Moreover, while a study found police officers do not have negative views of those with mental illness, people with mental illness who have interacted with police have a less favorable impression of police than the general public. The presence of a counselor with the officer can take the edge off in a situation where the person could be frightened if confronted only by an officer with a gun. It can also defuse problems created by the fact that those with serious mental illness often have difficulty following orders.
Of course, there are situations involving 911 calls in which no criminal conduct is alleged that can be handled by mobile mental health crisis units. There are 14 such units in use in Connecticut that have reduced emergency room visits by 25%. However, in cases where there is a risk of the person with mental illness hurting himself or others, co-responding offers the best of both worlds. It allows for an initial therapeutic intervention but provides the added security of physical intervention if needed. This provides greater assurance that clinicians will not be harmed.
One study found co-responding led to significantly lower rates of injury and arrest when compared with responses to comparable calls involving only officers. Though having the clinician appear in person is ideal, amid COVID-19 it is notable that even initiatives that rely on virtual co-responding show promise. For example, since 2012 the Springfield, Mo., Police Department and Burrell Behavioral Health have partnered to provide Virtual-Mobile Crisis Intervention. Using iPads, officers can instantly access assessments, referrals, and even follow-up case management. This has reduced the number of times individuals with mental illness must be transported to the hospital.

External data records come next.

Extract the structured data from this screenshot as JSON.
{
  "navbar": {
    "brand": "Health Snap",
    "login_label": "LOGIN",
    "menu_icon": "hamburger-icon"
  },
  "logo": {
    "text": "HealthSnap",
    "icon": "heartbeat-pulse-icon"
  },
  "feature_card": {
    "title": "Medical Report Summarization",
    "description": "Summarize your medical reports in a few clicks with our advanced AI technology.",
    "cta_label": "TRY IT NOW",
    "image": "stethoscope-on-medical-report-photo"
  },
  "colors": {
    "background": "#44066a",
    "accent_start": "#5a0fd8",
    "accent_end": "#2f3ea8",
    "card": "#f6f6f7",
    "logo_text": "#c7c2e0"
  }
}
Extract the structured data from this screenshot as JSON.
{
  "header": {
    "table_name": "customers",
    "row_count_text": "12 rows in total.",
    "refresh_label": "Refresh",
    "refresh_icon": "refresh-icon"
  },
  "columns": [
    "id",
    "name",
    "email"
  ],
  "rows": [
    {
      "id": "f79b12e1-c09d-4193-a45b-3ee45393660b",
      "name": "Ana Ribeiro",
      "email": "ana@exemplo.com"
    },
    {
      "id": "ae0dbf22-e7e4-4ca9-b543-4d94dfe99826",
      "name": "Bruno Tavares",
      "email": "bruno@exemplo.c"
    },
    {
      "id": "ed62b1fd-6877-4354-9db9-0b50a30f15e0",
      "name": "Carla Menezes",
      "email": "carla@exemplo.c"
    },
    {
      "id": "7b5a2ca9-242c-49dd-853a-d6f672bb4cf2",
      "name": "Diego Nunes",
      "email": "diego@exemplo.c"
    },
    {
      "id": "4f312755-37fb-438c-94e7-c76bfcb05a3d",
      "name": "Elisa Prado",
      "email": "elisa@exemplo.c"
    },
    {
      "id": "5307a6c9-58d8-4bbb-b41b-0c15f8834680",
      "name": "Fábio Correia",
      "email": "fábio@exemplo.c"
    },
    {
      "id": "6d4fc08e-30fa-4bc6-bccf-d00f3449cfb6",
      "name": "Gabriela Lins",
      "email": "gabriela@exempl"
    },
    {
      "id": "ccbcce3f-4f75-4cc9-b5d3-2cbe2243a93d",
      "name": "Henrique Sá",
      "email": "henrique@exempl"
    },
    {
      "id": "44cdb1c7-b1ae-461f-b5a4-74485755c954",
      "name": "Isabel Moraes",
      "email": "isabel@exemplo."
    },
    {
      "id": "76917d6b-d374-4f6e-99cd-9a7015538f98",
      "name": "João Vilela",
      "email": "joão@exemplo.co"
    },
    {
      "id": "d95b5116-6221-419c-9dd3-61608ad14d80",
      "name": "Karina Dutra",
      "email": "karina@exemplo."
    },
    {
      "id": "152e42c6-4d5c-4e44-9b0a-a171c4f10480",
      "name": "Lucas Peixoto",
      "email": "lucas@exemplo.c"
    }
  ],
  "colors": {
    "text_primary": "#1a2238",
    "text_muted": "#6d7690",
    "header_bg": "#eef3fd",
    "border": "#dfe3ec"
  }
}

As the president’s executive order ushers in more co-responding initiatives, state and local governments must also expand diversion efforts and tackle reentry issues. In San Antonio, the Bexar County Jail Diversion Program has become a national model, including everything from a 24-hour crisis care center available to police and pretrial supervision involving probation officers with lower caseloads and special training in mental illness. Beyond being more humane than jail, it costs less: The county’s cost per diversion is $350, compared to $2,295 per jail booking.
Of course, not every case involving a person with mental illness consists of minor offenses, and sometimes jail is the only option. To avoid a revolving door, jurisdictions such as Denver have created programs within their jails to ensure that when inmates with mental illness are discharged, they have access to the supervision and services that will reduce the risks to themselves and others. In the Crisis Intervention Response Unit in the Denver jail, sheriff’s deputies work with clinicians to develop an individualized reentry plan. This often includes meetings with care providers upon discharge and even transportation arrangements.
The challenges involving people with mental illness and the justice system cannot be fixed through any directive, but the latest White House executive order is a step forward. Experts across the spectrum have rightly identified cases involving people with mental illness as among those where we place the greatest burdens on law enforcement. To meet this challenge, the current moment provides an opportunity to augment, not abolish, the police.